Photo caption:
Perkins-Dennis direct descendants Denise Dennis and Darryl Gore pose next to exhibit “Early Settlers: the Perkins-Dennis Family” at the Smithsonian’s National Museum of African American History and Culture’s preview gala of exhibition, Through the African American Lens: Selections from the Permanent Collection, on May 6, 2015. The exhibition is on view at the National Museum of American History until NMAAHC’s new building opens in 2016.
The Dennis family is honored to have a collection of their ancestor’s nineteenth century artifacts featured in the Smithsonian Institution’s National Museum of African American History and Culture’s (NMAAHC) exhibition Through the African American Lens: Selections from the Permanent Collection, which opened at the National Museum of American History in Washington, May 7, 2015. “Early Settlers: the Perkins-Dennis Family”, the first exhibit in the exhibition, features the family tree dating from 1700 until the present, artifacts, photographs, and nineteenth century books that belonged to the family and were bequeathed to subsequent generations.
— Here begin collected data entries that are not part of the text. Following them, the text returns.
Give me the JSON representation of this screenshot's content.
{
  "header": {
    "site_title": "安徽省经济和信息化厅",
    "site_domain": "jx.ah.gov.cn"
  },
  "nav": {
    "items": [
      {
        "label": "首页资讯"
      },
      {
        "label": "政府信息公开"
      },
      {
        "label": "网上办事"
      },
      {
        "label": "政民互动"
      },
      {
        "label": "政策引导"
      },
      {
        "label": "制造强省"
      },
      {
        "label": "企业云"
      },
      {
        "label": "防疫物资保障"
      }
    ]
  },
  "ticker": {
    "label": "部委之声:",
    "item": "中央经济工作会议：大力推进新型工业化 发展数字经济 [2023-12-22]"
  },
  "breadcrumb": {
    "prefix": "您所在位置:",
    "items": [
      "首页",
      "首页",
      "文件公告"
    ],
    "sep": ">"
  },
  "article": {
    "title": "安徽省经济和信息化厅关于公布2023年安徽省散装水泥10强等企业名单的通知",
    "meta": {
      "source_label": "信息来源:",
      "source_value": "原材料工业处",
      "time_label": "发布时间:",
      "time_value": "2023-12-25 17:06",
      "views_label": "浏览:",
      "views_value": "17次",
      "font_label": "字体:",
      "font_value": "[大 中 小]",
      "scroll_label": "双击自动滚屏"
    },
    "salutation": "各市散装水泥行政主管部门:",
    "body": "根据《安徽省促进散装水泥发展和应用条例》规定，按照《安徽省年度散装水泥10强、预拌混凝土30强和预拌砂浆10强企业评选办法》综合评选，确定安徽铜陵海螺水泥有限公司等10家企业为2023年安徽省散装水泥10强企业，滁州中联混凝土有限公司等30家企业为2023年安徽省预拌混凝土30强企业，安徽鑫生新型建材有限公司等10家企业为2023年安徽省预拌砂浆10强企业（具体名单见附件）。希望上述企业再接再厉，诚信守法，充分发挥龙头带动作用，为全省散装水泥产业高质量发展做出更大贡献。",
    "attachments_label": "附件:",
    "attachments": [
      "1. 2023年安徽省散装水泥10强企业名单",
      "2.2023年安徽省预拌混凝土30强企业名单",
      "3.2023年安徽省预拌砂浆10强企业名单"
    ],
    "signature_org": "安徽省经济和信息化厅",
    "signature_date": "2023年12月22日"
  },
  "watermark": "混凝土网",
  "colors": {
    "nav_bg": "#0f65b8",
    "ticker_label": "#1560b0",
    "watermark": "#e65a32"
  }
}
Dennis family descendants Edith Dennis Moore Stephens, Denise Dennis, Darryl Gore and daughter Hope; Lonnie Moore, III, his wife Shante and children Lonnie Moore, IV and Lonae who described her impressions of the event (see link) represented the family at the historic preview-opening gala on May 6.
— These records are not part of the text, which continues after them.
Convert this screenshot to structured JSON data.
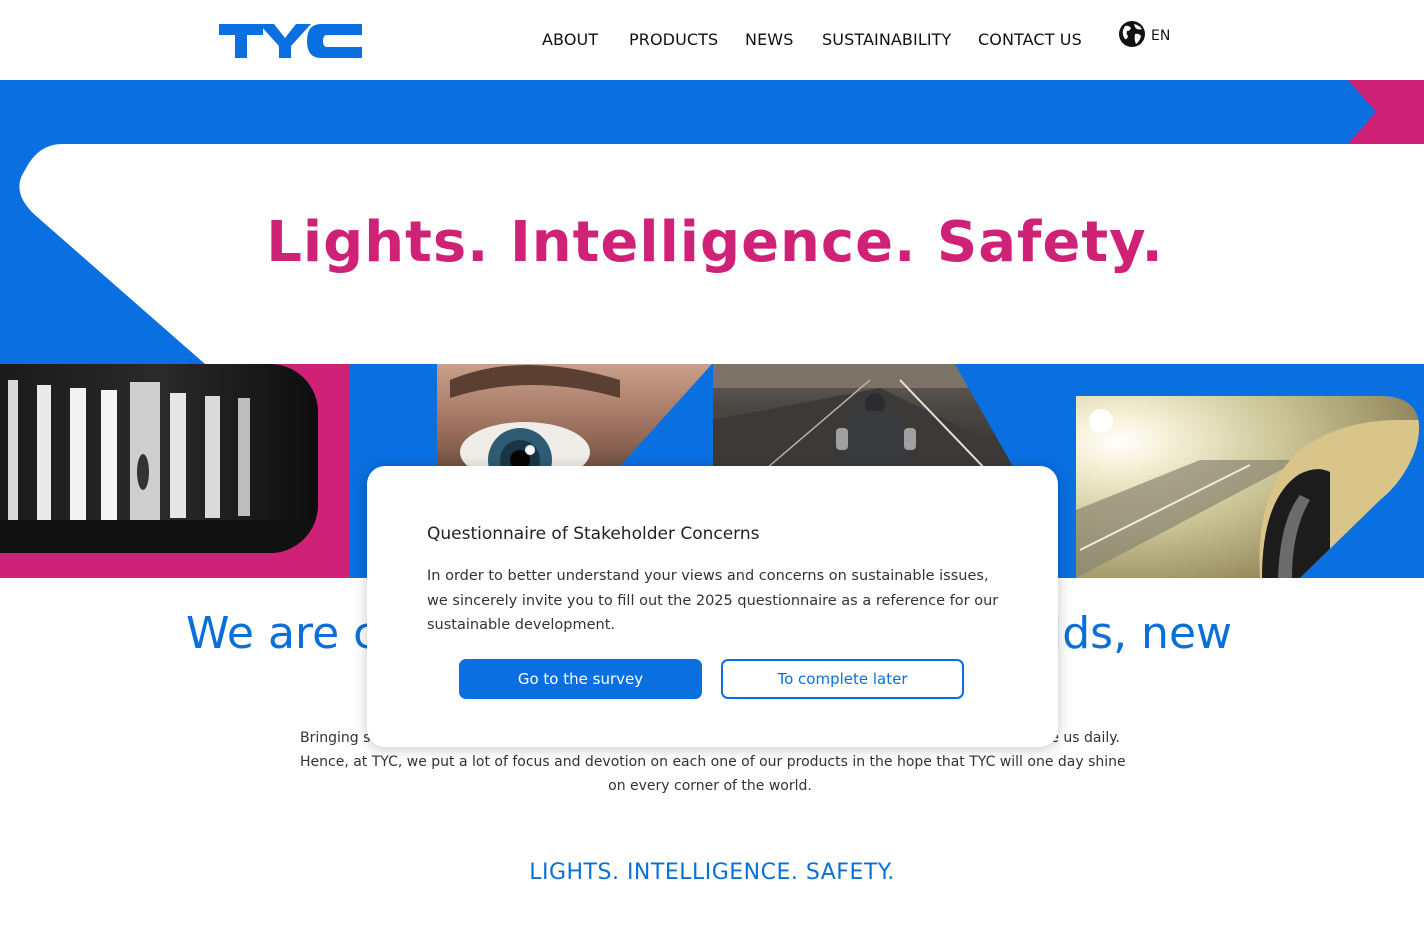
{
  "header": {
    "logo_text": "TYC",
    "nav": [
      {
        "label": "ABOUT"
      },
      {
        "label": "PRODUCTS"
      },
      {
        "label": "NEWS"
      },
      {
        "label": "SUSTAINABILITY"
      },
      {
        "label": "CONTACT US"
      }
    ],
    "language": "EN"
  },
  "hero": {
    "title": "Lights. Intelligence. Safety."
  },
  "main": {
    "headline_left": "We are c",
    "headline_right": "lds, new",
    "paragraph_line1_left": "Bringing s",
    "paragraph_line1_right": "e us daily.",
    "paragraph_line2": "Hence, at TYC, we put a lot of focus and devotion on each one of our products in the hope that TYC will one day shine",
    "paragraph_line3": "on every corner of the world.",
    "tagline": "LIGHTS. INTELLIGENCE. SAFETY."
  },
  "modal": {
    "title": "Questionnaire of Stakeholder Concerns",
    "text": "In order to better understand your views and concerns on sustainable issues, we sincerely invite you to fill out the 2025 questionnaire as a reference for our sustainable development.",
    "primary_button": "Go to the survey",
    "secondary_button": "To complete later"
  },
  "colors": {
    "brand_blue": "#0a6fe0",
    "brand_magenta": "#cf2277"
  },
  "icons": {
    "language": "globe-icon"
  }
}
The items featured in the exhibit are a sample of the more than thirty artifacts DFCLT President Denise Dennis donated to NMAAHC that are now a part of the museum’s permanent collection. The National Museum of African American History and Culture’s new building, under construction on the Mall in Washington, is scheduled to open in 2016.
Through the African American Lens: Selections from the Permanent Collection will remain on view at the Smithsonian’s National Museum of American History until then.